### The Forecasting Savant

Suppose you received an email from a self-proclaimed forecasting savant, advising you of a big upset in the upcoming mayoral election...and it turns out to be correct.

You then get an email picking the underdog in the next championship boxing match...which is right again.

Over the course of a few weeks you receive four more such emails, predicting outcomes that turn out to be true.

After six correct picks in a row, this savant has proven his ability, wouldn't you think? And he certainly deserves a cut of earnings on the wagers you've started placing on these forecasts, as well as a healthy gratuity for the forthcoming 7th prediction, a stock pick which is promised to make you rich.

But has the savant established his skills as a forecaster, and does he deserve a big advance for his 7th prediction? Does it make sense to take a large position in the recommended stock?

### What Would Alfred Hitchcock Do?

The above scenario (substituting mail for email) plays out in Season 3, Episode 2 of the 1950's television show, "Alfred Hitchcock Presents." Entitled "Mail Order Prophet," E.G. Marshall is the gullible (but so far money winning) recipient of the prophet's prophecies, while Jack Klugman is the skeptical office mate.

Klugman warns Marshall early on, "Don't be an idiot! Nobody can predict the future -- it's impossible." But after failing to act on the first two letters, Marshall is ahead over \$1000 placing wagers on the last four, winning them all. He seeks out Klugman's advice on the latest letter, in which the supposed savant requests remuneration for his correct predictions, and promises his next tip is for a stock that will grow 10-fold.

After commenting on Marshall's natty new suit ("Seersucker no doubt? For every seer there's gotta be a sucker") Klugman continues his rant against forecasting, "Predicting the future is a scientific impossibility!" and warns that this is some kind of scam. Yet Marshall remains convinced of his savant's infallible prescience, and "borrows" \$15,000 of company funds to buy \$30,000 worth of Athabasca Mines on margin.

### How You Can Become a Forecasting Savant

Have you figured it out (or seen this scam before)?
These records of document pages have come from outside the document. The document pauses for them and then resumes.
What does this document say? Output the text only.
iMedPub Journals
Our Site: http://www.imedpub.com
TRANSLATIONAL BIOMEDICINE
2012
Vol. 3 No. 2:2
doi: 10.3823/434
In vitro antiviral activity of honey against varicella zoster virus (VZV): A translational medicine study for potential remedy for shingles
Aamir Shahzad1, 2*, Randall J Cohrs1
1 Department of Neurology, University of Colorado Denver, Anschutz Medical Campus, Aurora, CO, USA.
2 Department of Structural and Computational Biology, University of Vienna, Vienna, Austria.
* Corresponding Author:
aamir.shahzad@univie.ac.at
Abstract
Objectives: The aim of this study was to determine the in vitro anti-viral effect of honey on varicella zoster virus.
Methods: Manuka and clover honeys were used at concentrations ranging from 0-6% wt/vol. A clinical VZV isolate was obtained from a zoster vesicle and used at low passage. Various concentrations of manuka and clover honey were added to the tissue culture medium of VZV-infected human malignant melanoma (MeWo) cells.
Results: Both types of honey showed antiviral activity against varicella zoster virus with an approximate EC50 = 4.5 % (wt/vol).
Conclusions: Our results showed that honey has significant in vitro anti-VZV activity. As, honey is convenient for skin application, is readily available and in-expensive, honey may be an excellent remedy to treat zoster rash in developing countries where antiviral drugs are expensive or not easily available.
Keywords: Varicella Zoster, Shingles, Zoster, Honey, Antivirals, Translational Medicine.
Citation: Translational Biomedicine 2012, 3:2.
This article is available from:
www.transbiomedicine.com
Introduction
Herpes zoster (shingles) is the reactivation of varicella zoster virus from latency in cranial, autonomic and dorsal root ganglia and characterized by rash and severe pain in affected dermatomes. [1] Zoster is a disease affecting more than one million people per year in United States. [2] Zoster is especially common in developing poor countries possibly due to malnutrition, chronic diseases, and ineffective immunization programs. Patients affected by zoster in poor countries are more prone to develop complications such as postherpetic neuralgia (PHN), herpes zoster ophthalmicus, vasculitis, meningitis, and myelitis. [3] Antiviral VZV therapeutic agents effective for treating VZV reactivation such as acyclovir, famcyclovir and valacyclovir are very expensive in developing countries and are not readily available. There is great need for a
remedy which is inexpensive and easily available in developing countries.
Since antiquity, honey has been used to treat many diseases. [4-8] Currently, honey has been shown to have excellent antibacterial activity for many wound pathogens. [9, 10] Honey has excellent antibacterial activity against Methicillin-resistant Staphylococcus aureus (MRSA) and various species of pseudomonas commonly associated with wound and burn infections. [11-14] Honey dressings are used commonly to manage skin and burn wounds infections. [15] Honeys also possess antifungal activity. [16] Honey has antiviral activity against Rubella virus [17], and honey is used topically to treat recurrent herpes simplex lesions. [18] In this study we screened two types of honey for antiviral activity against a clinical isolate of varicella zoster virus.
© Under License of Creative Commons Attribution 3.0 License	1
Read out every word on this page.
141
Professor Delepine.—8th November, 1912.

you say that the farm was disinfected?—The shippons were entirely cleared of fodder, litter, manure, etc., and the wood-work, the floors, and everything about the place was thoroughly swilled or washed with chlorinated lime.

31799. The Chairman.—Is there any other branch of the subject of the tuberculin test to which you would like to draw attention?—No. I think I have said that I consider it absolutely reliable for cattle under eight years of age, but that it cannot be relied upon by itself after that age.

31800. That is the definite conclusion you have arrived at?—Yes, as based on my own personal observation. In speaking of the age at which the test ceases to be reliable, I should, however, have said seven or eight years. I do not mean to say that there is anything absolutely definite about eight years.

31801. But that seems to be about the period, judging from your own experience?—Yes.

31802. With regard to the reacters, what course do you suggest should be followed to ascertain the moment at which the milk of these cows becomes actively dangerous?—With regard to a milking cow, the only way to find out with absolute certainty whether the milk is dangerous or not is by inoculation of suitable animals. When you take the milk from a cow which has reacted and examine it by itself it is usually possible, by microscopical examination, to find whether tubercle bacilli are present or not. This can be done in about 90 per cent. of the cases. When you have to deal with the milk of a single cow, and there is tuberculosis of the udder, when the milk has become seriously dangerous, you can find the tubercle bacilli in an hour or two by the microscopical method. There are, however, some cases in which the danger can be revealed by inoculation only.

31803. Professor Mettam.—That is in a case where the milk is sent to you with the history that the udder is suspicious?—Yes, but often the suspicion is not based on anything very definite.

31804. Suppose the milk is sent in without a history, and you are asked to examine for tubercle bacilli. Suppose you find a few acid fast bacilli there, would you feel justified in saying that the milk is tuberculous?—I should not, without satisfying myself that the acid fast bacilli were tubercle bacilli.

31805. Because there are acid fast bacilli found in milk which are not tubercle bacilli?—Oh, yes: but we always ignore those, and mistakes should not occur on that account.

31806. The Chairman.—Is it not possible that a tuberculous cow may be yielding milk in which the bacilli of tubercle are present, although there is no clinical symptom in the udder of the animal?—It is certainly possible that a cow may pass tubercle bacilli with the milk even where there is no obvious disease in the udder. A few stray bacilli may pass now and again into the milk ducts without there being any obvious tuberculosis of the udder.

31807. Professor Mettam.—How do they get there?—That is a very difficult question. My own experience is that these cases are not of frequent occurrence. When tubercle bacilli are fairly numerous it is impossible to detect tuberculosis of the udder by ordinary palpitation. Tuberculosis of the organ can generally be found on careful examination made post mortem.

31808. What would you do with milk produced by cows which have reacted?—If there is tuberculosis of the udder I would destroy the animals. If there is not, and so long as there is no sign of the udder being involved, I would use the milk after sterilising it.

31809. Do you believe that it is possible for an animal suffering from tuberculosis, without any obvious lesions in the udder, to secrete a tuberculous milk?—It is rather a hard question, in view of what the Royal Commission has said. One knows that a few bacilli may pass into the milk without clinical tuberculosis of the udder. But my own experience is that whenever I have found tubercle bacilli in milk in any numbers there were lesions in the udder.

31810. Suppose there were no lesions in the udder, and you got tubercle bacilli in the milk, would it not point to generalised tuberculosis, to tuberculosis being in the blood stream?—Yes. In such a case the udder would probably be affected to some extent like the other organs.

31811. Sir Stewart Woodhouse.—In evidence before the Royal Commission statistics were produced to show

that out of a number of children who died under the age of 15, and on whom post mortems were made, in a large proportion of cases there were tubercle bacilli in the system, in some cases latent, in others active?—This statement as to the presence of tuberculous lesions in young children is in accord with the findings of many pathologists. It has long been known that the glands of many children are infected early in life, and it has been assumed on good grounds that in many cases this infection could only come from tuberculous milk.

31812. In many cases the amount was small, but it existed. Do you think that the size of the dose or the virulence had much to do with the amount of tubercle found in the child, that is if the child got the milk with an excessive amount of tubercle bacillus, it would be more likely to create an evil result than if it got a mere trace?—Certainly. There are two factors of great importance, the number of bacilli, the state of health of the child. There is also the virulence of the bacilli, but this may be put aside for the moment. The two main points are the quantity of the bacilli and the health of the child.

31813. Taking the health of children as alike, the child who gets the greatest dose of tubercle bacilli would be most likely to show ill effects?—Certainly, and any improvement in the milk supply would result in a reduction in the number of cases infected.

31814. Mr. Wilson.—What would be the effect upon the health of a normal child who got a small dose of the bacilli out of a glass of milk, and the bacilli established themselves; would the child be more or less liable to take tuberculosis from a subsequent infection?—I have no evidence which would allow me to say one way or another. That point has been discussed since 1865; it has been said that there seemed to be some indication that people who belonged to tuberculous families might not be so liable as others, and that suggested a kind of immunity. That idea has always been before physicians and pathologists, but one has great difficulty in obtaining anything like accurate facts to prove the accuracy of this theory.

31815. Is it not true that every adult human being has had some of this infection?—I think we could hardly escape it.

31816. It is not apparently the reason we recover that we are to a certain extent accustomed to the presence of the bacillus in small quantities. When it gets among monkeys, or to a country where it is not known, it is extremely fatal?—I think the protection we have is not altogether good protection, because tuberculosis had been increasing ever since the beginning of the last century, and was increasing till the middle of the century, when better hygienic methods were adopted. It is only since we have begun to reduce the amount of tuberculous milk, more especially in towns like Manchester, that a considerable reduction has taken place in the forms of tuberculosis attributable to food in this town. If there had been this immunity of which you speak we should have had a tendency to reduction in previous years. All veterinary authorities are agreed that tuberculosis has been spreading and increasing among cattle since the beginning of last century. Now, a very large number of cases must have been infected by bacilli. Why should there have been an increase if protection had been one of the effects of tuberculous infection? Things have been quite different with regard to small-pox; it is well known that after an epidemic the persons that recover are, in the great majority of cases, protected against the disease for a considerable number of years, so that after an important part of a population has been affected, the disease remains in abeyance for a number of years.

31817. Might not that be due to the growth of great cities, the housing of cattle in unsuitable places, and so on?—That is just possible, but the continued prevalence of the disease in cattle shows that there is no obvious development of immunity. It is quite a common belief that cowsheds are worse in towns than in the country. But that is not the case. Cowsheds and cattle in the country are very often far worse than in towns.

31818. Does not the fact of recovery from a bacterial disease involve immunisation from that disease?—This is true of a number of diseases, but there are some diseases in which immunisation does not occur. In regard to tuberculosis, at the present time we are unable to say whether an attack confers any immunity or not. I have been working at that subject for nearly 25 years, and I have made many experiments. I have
It goes like this:

1) Send out thousands of emails projecting one outcome to half the recipients, the opposite outcome to the other half. (E.g., incumbent wins or challenger wins.)

2) To the half who received the correct prediction, send another email, again projecting one outcome to half the recipients, and the opposite outcome to the other half.
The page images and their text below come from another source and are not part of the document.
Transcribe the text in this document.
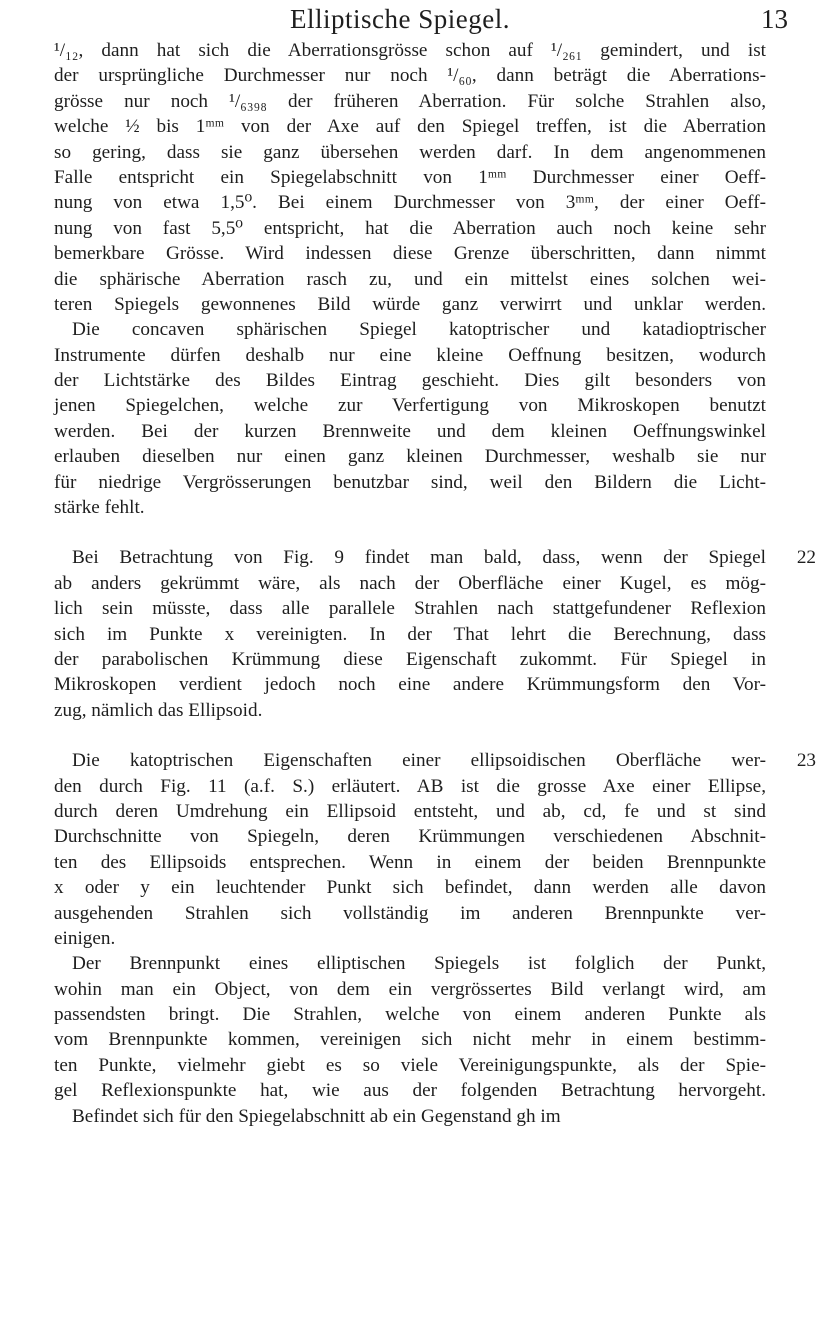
Elliptische Spiegel.	13
¹/₁₂, dann hat sich die Aberrationsgrösse schon auf ¹/₂₆₁ gemindert, und ist
der ursprüngliche Durchmesser nur noch ¹/₆₀, dann beträgt die Aberrations-
grösse nur noch ¹/₆₃₉₈ der früheren Aberration. Für solche Strahlen also,
welche ½ bis 1ᵐᵐ von der Axe auf den Spiegel treffen, ist die Aberration
so gering, dass sie ganz übersehen werden darf. In dem angenommenen
Falle entspricht ein Spiegelabschnitt von 1ᵐᵐ Durchmesser einer Oeff-
nung von etwa 1,5⁰. Bei einem Durchmesser von 3ᵐᵐ, der einer Oeff-
nung von fast 5,5⁰ entspricht, hat die Aberration auch noch keine sehr
bemerkbare Grösse. Wird indessen diese Grenze überschritten, dann nimmt
die sphärische Aberration rasch zu, und ein mittelst eines solchen wei-
teren Spiegels gewonnenes Bild würde ganz verwirrt und unklar werden.
Die concaven sphärischen Spiegel katoptrischer und katadioptrischer
Instrumente dürfen deshalb nur eine kleine Oeffnung besitzen, wodurch
der Lichtstärke des Bildes Eintrag geschieht. Dies gilt besonders von
jenen Spiegelchen, welche zur Verfertigung von Mikroskopen benutzt
werden. Bei der kurzen Brennweite und dem kleinen Oeffnungswinkel
erlauben dieselben nur einen ganz kleinen Durchmesser, weshalb sie nur
für niedrige Vergrösserungen benutzbar sind, weil den Bildern die Licht-
stärke fehlt.
22
Bei Betrachtung von Fig. 9 findet man bald, dass, wenn der Spiegel
ab anders gekrümmt wäre, als nach der Oberfläche einer Kugel, es mög-
lich sein müsste, dass alle parallele Strahlen nach stattgefundener Reflexion
sich im Punkte x vereinigten. In der That lehrt die Berechnung, dass
der parabolischen Krümmung diese Eigenschaft zukommt. Für Spiegel in
Mikroskopen verdient jedoch noch eine andere Krümmungsform den Vor-
zug, nämlich das Ellipsoid.
23
Die katoptrischen Eigenschaften einer ellipsoidischen Oberfläche wer-
den durch Fig. 11 (a.f. S.) erläutert. AB ist die grosse Axe einer Ellipse,
durch deren Umdrehung ein Ellipsoid entsteht, und ab, cd, fe und st sind
Durchschnitte von Spiegeln, deren Krümmungen verschiedenen Abschnit-
ten des Ellipsoids entsprechen. Wenn in einem der beiden Brennpunkte
x oder y ein leuchtender Punkt sich befindet, dann werden alle davon
ausgehenden Strahlen sich vollständig im anderen Brennpunkte ver-
einigen.
Der Brennpunkt eines elliptischen Spiegels ist folglich der Punkt,
wohin man ein Object, von dem ein vergrössertes Bild verlangt wird, am
passendsten bringt. Die Strahlen, welche von einem anderen Punkte als
vom Brennpunkte kommen, vereinigen sich nicht mehr in einem bestimm-
ten Punkte, vielmehr giebt es so viele Vereinigungspunkte, als der Spie-
gel Reflexionspunkte hat, wie aus der folgenden Betrachtung hervorgeht.
Befindet sich für den Spiegelabschnitt ab ein Gegenstand gh im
3) Repeat...each time you'll shrink your pool of "suckers" in half, but they'll be all the more convinced of your future-seeing powers by being correct every time.

4) Monetize the process, requesting a gratuity for all the correct predictions you've made so far, with the offer of an additional forecast that will make them huge money.

5) Pocket your gratuities and flee.

### Jack Klugman's Critique of Forecasting

While I'm sympathetic to Klugman's critique ("Any intelligent man knows you can't predict the future"), it needs to be tempered just a bit. As forecasters we cannot expect to predict the future with 100% accuracy. But we can still deliver value to our organizations by assessing the uncertainty of the future, and providing guidance that can lead to improved decision making.

Paul Goodwin's recent Foresight/SAS Webinar provides many good ways of expressing forecast uncertainty, including ranges, prediction intervals, fan charts, and probability density charts. The recorded webinar "Getting Real About Uncertainty," and all previous webinars in the Foresight/SAS Webinar Series, are available for on-demand review.